John Christensen ■ Oxfam: the International Finance Corporation and tax havens – new report
Monday 11th April
Oxfam has launched a new briefing on the IFC and tax havens.
This briefing will also be presented and discussed at our event at the World Bank CSO forum on Friday 15th of April at 11 am-12.30 in Washington DC.
The key findings of the report include:
- 68 companies were lent money by the World Bank’s private lending arm (IFC) in 2015, to finance investments in sub-Saharan Africa. 51 of these 68 companies use tax havens with no apparent link to their core business;
- Together, these companies received 84% of the IFC’s investments in sub-Saharan Africa last year;
- In 2015, the IFC portfolio for SSA was 68 projects of a total value of US$3422 million of which US$2878 million were associated with tax havens through IFC clients – a significant increase in the use of tax havens since 2010 (see chart);
- Oxfam calls on the World Bank Group to put in place safeguards to ensure that its clients can prove they are paying their fair share of tax.
Inequality is rising around the world. Fighting inequality must be an integrated priority for everyone in development, to promote and achieve sustainable development.

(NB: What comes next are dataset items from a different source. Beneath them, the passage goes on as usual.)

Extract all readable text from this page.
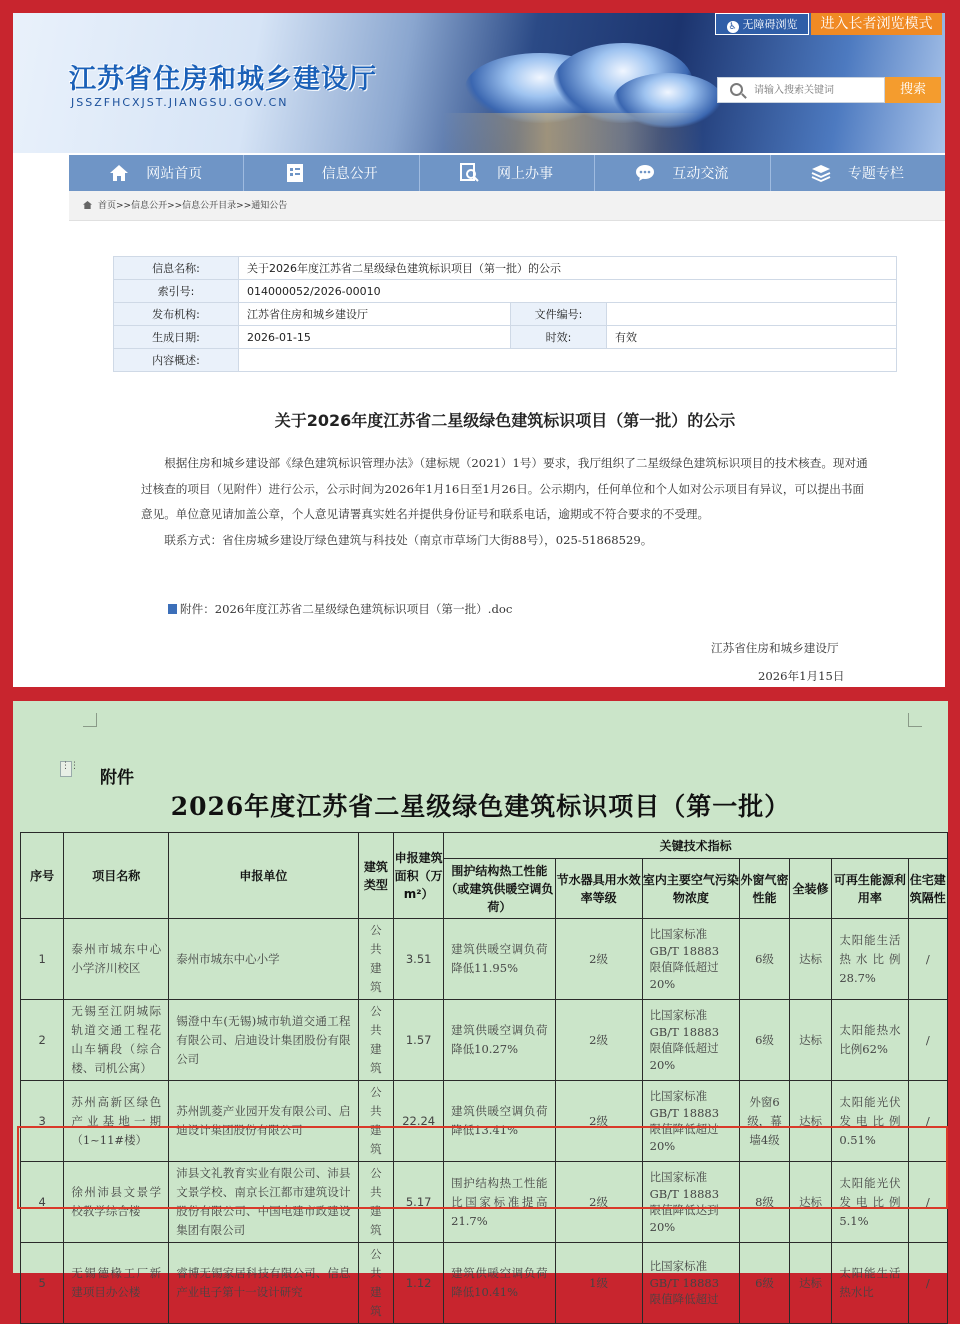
江苏省住房和城乡建设厅
JSSZFHCXJST.JIANGSU.GOV.CN
♿ 无障碍浏览	进入长者浏览模式
请输入搜索关键词
搜索
网站首页	信息公开	网上办事	互动交流	专题专栏
首页>>信息公开>>信息公开目录>>通知公告
信息名称:	关于2026年度江苏省二星级绿色建筑标识项目（第一批）的公示		
索引号:	014000052/2026-00010		
发布机构:	江苏省住房和城乡建设厅	文件编号:	
生成日期:	2026-01-15	时效:	有效
内容概述:			
关于2026年度江苏省二星级绿色建筑标识项目（第一批）的公示

根据住房和城乡建设部《绿色建筑标识管理办法》（建标规（2021）1号）要求，我厅组织了二星级绿色建筑标识项目的技术核查。现对通过核查的项目（见附件）进行公示，公示时间为2026年1月16日至1月26日。公示期内，任何单位和个人如对公示项目有异议，可以提出书面意见。单位意见请加盖公章，个人意见请署真实姓名并提供身份证号和联系电话，逾期或不符合要求的不受理。

联系方式：省住房城乡建设厅绿色建筑与科技处（南京市草场门大街88号），025-51868529。

附件：2026年度江苏省二星级绿色建筑标识项目（第一批）.doc
江苏省住房和城乡建设厅
2026年1月15日
⋮⋮
附件
2026年度江苏省二星级绿色建筑标识项目（第一批）
序号	项目名称	申报单位	建筑类型	申报建筑面积（万m²）	关键技术指标						
					围护结构热工性能（或建筑供暖空调负荷）	节水器具用水效率等级	室内主要空气污染物浓度	外窗气密性能	全装修	可再生能源利用率	住宅建筑隔性
1	泰州市城东中心小学济川校区	泰州市城东中心小学	公共建筑	3.51	建筑供暖空调负荷降低11.95%	2级	比国家标准
GB/T 18883
限值降低超过
20%	6级	达标	太阳能生活热水比例28.7%	/
2	无锡至江阴城际轨道交通工程花山车辆段（综合楼、司机公寓）	锡澄中车(无锡)城市轨道交通工程有限公司、启迪设计集团股份有限公司	公共建筑	1.57	建筑供暖空调负荷降低10.27%	2级	比国家标准
GB/T 18883
限值降低超过
20%	6级	达标	太阳能热水比例62%	/
3	苏州高新区绿色产业基地一期（1~11#楼）	苏州凯菱产业园开发有限公司、启迪设计集团股份有限公司	公共建筑	22.24	建筑供暖空调负荷降低13.41%	2级	比国家标准
GB/T 18883
限值降低超过
20%	外窗6级，幕墙4级	达标	太阳能光伏发电比例0.51%	/
4	徐州沛县文景学校教学综合楼	沛县文礼教育实业有限公司、沛县文景学校、南京长江都市建筑设计股份有限公司、中国电建市政建设集团有限公司	公共建筑	5.17	围护结构热工性能比国家标准提高21.7%	2级	比国家标准
GB/T 18883
限值降低达到
20%	8级	达标	太阳能光伏发电比例5.1%	/
5	无锡德椽工厂新建项目办公楼	睿博无锡家居科技有限公司、信息产业电子第十一设计研究	公共建筑	1.12	建筑供暖空调负荷降低10.41%	1级	比国家标准
GB/T 18883
限值降低超过	6级	达标	太阳能生活热水比	/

As the World Bank and IMF prepare for their Spring Meeting in Washington 13–15 April, and in the wake of the Panama Papers scandal which reveals how powerful individuals and companies are using tax havens to hide wealth and dodge taxes, Oxfam is calling on the World Bank Group to put safeguards in place to ensure that its clients can prove they are paying their fair share of tax.